Bruce Rudroff

Personal information
- Date of birth: May 11, 1955 (age 70)
- Place of birth: Jefferson City, Missouri, United States
- Height: 6 ft 0 in (1.83 m)
- Position: Defender

Youth career
- 1973–1976: St. Louis University

Senior career*
- Years: Team / Apps / (Gls)
- 1977–1979: Seattle Sounders / 36 / (1)
- 1979–1980: Tulsa Roughnecks (indoor) / 4 / (1)
- 1980–1981: Hartford Hellions (indoor) / 37 / (2)
- 1981–1984: Memphis Americans / 109 / (4)

International career
- 1979: United States / 2 / (0)

= Bruce Rudroff =

American soccer player

Bruce Rudroff (born May 11, 1955, in Jefferson City, Missouri) was a U.S. soccer defender.

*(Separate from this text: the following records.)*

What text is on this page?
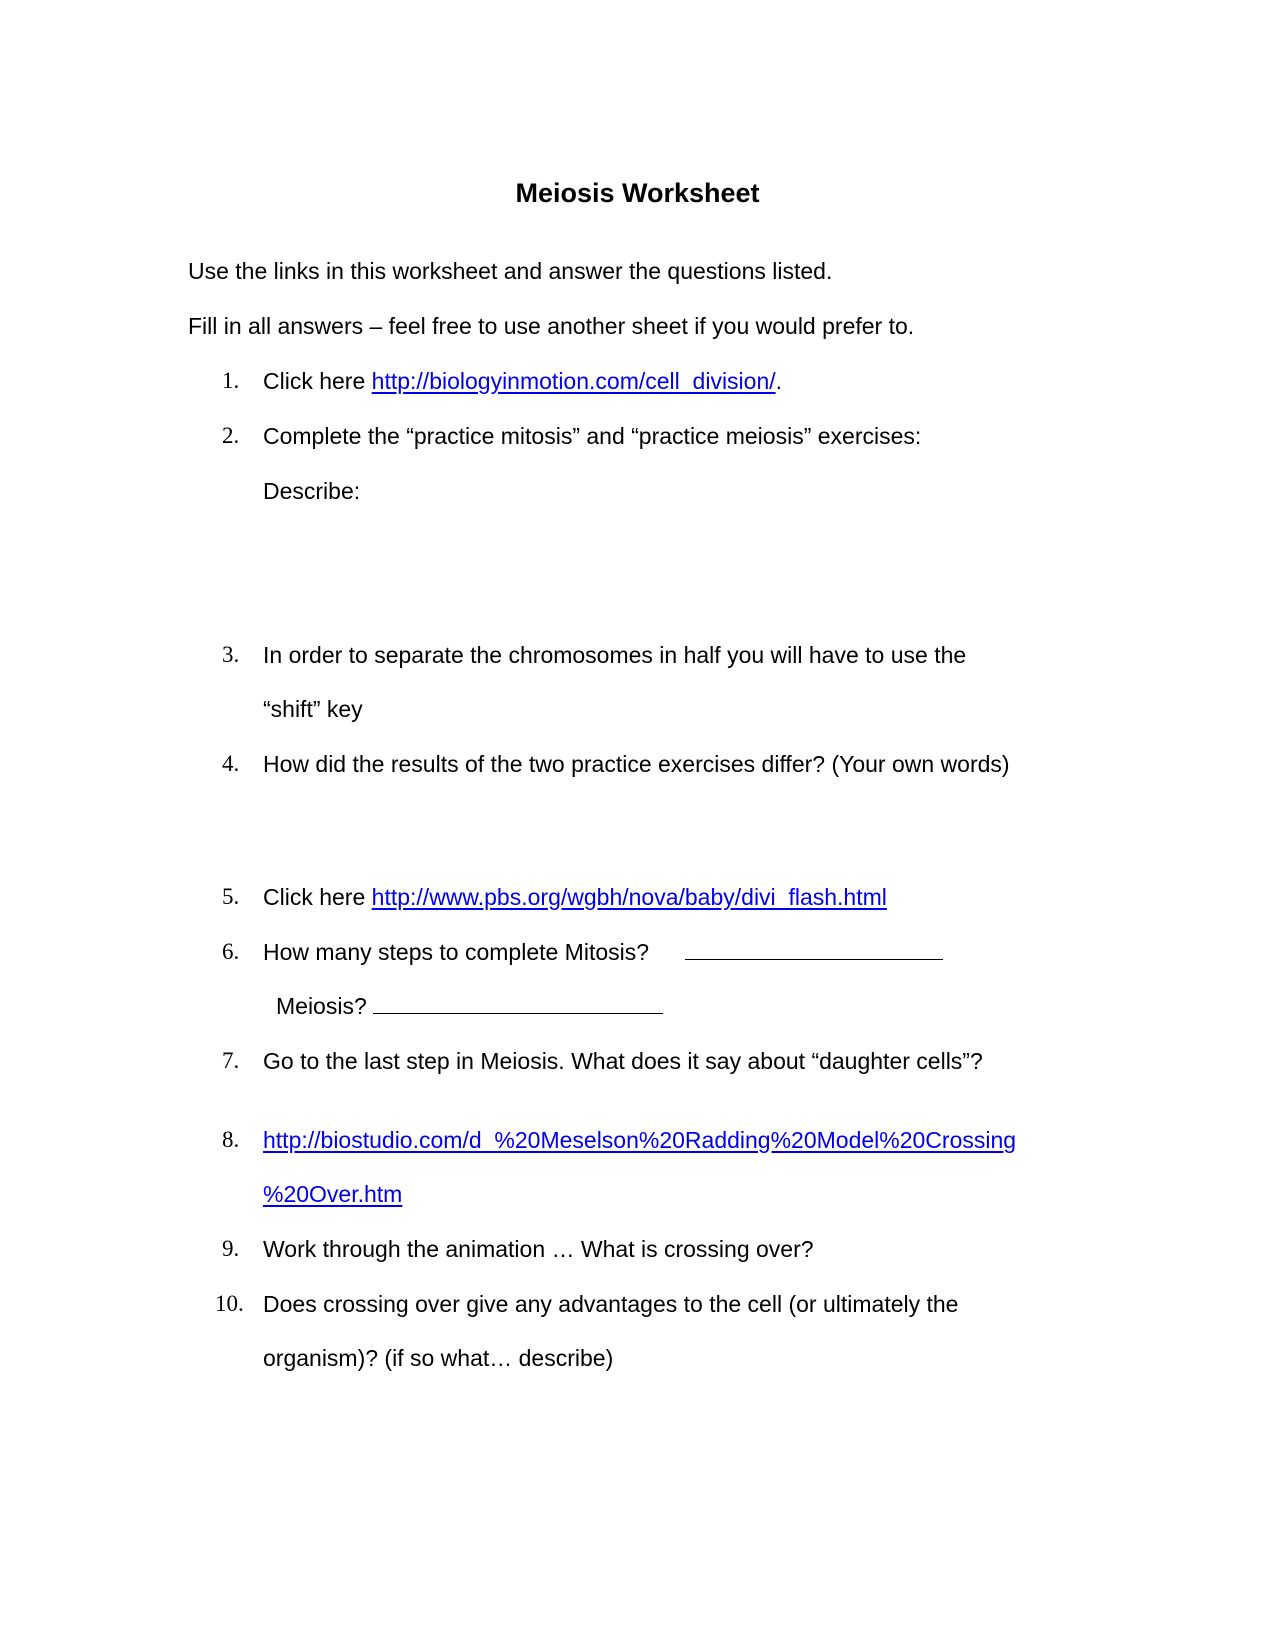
Meiosis Worksheet
Use the links in this worksheet and answer the questions listed.
Fill in all answers – feel free to use another sheet if you would prefer to.
1.	Click here http://biologyinmotion.com/cell_division/.
2.	Complete the “practice mitosis” and “practice meiosis” exercises:
Describe:
3.	In order to separate the chromosomes in half you will have to use the
“shift” key
4.	How did the results of the two practice exercises differ? (Your own words)
5.	Click here http://www.pbs.org/wgbh/nova/baby/divi_flash.html
6.	How many steps to complete Mitosis?
Meiosis?
7.	Go to the last step in Meiosis. What does it say about “daughter cells”?
8.	http://biostudio.com/d_%20Meselson%20Radding%20Model%20Crossing
%20Over.htm
9.	Work through the animation … What is crossing over?
10. Does crossing over give any advantages to the cell (or ultimately the
organism)? (if so what… describe)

Rudroff played three seasons in the North American Soccer League and four in the Major Indoor Soccer League. He also earned two caps with the U.S. national team.

==College==
Rudroff attended St. Louis University where he played on the men's soccer team from 1973 to 1976. The Billikens won the 1973 NCAA Men's Soccer Championship and Rudroff was a third team All American in 1974. He was inducted into the Billikens Athletic Hall of Fame in 1995.

==Professional==
The Seattle Sounders of the North American Soccer League (NASL) drafted Rudroff in the first round of the 1977 College Draft. While he spent most of 1977 with the Sounders reserve team, he did see time in nine first team games after Mel Machin was injured. His time with the Sounders peaked in 1978 with twenty-three games, but he played only four in 1979. Following the season, the Sounders traded him and Tommy Ord to the Tulsa Roughnecks in exchange for Jack Brand, Roger Davies and David Nish. Rudroff did not sign with the Roughnecks, but with the Hartford Hellions of the Major Indoor Soccer League. When the Hellions moved to Memphis in 1981, Rudroff went with the team, which was renamed the Memphis Americans.

==National team==
Rudroff earned two caps with the U.S. national team. Both came in losses to the USSR. The first was a 3–1 loss on February 3, 1979. The second was a 4–1 loss on February 11, 1979.